アメリカ・カナダ国境は、移民政策の議論ではあまり注目を集めることがなかった。全長8900キロメートルという長大な国境線であるにもかかわらず、アメリカ・メキシコ国境に比較すると、双方が先進国であり、問題が少なかったからだ。この国境、かつて何度となく行き来したことがあった。確かに出入国管理のわずらわしさを感じたことはなかった。しかし、最近は急速に変貌しつある。その兆候は、かつてこのブログに記したこともある。
国境管理が一段と厳しくなっている。そのきっかけは、やはり 9.11の同時多発テロである。カナダからアメリカへ入国する車の数は、年間トラック7百万台、乗用車3千万台といわれる。今年1月31日以降、これらの車は、テロリストのチェックリストとの照合、積荷検査、市民権証明書の提示の対象とされる。国境通過は、以前よりはるかに時間と手間を要するものになった。
影響は多方面にわたるが、とりわけアメリカ、カナダ両国にわたって企業活動を展開する自動車企業などの組み立て産業への影響が大きい。こうした産業では、これまでは国境をかなり自由に往来して、部品や完成品を移送していた。しかし、国境管理が厳しくなるにつれて、工場や倉庫などの配置を再検討せざるをえなくなっている。万一、国境閉鎖などの事態が起きると、生産活動は致命的な打撃を受ける。そのため、組み立て企業はできるかぎり、同一の国に関連工場を集めたいと考える。「ジャスト・イン・タイムよりもジャスト・イン・ケースに対応せざるをえない」と状況を調査したコンファレンス・ボードの報告書は記している。
国境強化の契機となったテロ対策の観点からは、アメリカにとってメキシコ国境よりはカナダ国境の方がテロリスト侵入のリスクが高いとされている。来年になると、アメリカ側はカナダ側から戻ってくるアメリカ人にパスポートを提示することを求める予定だ。テロリズムの脅威が早急に解消される見通しはない。

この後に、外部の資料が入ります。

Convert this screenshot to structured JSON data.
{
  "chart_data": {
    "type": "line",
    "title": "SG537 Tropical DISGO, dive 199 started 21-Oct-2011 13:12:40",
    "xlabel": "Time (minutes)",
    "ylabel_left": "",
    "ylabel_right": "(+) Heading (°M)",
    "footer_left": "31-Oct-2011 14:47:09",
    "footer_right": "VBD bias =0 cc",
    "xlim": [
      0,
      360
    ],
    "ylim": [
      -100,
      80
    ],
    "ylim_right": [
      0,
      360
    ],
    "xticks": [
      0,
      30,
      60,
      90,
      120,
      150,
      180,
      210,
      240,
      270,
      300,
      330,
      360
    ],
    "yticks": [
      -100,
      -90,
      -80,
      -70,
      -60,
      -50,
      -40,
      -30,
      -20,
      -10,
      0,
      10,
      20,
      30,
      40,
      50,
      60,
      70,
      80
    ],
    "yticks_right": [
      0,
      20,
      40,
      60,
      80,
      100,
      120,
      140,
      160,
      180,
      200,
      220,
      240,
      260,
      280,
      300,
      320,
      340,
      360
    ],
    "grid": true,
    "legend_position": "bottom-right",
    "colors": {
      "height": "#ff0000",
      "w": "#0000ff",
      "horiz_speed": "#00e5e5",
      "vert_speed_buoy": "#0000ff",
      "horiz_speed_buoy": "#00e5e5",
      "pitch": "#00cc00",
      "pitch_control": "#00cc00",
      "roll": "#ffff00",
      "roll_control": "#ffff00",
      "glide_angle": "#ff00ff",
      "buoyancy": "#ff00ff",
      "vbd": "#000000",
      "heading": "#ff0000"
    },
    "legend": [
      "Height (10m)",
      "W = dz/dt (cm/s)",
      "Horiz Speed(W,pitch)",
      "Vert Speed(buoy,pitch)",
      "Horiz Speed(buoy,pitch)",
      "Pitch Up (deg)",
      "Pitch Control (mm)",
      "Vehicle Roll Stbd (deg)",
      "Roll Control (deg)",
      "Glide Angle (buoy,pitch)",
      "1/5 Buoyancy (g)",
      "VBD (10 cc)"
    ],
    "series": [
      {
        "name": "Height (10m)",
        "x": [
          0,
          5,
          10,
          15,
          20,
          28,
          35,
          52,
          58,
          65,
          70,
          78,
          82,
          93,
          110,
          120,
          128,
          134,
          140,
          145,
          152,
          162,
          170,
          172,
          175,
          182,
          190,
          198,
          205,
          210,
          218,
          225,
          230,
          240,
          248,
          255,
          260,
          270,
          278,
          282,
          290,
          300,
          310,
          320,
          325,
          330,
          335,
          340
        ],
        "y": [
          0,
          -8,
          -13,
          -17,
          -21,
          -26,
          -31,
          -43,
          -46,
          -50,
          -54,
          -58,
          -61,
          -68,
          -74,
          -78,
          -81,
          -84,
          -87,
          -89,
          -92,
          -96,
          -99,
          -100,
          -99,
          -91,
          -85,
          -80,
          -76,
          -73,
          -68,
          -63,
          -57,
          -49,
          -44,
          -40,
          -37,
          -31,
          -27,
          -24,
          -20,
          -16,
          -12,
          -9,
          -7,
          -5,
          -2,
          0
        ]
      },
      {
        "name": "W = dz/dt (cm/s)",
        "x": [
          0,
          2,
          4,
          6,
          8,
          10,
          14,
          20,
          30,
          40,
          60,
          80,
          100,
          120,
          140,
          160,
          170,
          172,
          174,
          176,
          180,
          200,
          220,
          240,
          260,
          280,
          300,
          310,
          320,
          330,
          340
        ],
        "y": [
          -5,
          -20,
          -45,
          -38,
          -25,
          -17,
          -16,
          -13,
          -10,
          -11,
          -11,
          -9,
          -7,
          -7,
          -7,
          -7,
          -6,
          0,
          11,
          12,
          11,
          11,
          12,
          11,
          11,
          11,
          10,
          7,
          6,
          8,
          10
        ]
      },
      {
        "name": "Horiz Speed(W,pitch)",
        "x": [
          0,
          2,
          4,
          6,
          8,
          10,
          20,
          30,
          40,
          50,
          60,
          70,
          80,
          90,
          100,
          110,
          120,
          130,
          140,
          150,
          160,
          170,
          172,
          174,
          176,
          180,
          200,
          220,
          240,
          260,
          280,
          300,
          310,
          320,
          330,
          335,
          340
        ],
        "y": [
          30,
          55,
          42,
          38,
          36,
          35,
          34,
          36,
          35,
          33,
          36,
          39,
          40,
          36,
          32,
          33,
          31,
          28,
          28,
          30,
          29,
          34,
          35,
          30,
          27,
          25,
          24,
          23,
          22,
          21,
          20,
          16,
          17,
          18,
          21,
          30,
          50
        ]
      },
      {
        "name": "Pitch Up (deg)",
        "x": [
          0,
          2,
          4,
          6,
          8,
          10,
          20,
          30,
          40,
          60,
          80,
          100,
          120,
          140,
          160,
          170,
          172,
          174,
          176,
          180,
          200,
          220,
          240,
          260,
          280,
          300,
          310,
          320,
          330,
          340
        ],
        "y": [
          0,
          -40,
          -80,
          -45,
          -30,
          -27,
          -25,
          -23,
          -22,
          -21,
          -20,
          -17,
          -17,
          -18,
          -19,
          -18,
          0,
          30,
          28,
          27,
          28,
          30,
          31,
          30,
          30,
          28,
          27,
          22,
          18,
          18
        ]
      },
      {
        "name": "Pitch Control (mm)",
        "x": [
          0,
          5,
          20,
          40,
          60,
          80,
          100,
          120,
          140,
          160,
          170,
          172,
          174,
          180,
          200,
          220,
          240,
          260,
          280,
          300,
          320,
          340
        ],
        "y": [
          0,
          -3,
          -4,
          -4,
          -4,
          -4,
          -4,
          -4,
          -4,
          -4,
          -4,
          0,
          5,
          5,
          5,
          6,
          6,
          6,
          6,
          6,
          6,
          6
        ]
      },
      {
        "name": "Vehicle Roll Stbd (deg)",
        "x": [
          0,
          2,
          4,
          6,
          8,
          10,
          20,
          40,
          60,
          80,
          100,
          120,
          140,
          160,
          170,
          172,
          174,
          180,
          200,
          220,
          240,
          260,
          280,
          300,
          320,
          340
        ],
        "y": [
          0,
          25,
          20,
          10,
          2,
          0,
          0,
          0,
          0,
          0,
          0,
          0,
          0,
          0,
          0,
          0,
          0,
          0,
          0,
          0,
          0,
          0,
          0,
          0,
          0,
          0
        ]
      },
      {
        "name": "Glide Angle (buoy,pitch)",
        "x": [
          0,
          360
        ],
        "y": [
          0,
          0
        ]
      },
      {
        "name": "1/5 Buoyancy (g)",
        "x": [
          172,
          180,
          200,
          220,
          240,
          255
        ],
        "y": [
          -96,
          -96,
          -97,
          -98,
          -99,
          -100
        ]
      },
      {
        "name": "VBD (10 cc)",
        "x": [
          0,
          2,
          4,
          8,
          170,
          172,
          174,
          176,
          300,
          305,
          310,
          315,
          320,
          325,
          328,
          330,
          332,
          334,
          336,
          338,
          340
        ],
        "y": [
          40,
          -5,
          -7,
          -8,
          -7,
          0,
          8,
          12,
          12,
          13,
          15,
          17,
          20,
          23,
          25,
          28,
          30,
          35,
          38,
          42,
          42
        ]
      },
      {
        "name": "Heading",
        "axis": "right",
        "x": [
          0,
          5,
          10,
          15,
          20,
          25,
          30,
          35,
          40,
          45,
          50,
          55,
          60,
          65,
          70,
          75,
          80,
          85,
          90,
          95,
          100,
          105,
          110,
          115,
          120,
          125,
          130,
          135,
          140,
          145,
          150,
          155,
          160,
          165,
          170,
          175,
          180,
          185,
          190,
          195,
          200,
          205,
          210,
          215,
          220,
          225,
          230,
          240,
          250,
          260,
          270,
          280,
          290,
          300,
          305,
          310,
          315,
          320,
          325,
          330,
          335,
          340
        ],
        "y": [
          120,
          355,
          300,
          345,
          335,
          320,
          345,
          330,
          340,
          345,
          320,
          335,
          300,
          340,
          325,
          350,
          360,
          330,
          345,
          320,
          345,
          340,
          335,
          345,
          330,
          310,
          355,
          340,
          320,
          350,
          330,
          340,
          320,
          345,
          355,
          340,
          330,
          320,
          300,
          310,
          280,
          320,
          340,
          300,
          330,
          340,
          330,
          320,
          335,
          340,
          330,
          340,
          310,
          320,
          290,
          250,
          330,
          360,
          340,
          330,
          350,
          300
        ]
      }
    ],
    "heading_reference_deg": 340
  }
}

最終段階に入ったアメリカ大統領選で、NAFTA(北米自由貿易協定)はひとつの大きな論争点になっている。この協定の締結で、関係国の間の適切な資源配分がなされ、雇用創出につながると想定されてきた。しかし、期待されるような効果は生まれていない。
NAFTA成立当時は、低賃金志向型の産業はメキシコに移り、資本集約的な産業はアメリカ、カナダへ立地を重点移行し、それぞれに新たな雇用機会が生まれるだろうと期待された。しかし、現実は構想通りに展開していない。メキシコからの低賃金で働くことも辞さない多数の不法移民の流入、アメリカからの製造業の流出などは、その一端である。
そして、見通しを難しくしているのは、テロリズムの行方がほとんど見えないことにある。こうした要因が存在するかぎり、国境の壁は高くなるばかりだ。状況はNAFTA締結以前より悪化し、閉鎖的方向へと向かっている。アメリカの大統領選で民主、共和両党のいずれの候補が当選しても、国境線の管理を緩めることは現実的にきわめて難しい。アメリカの抱えこんだ問題の根は深い。
Reference
"A fence in the north, too". The Economist March 1st 2008.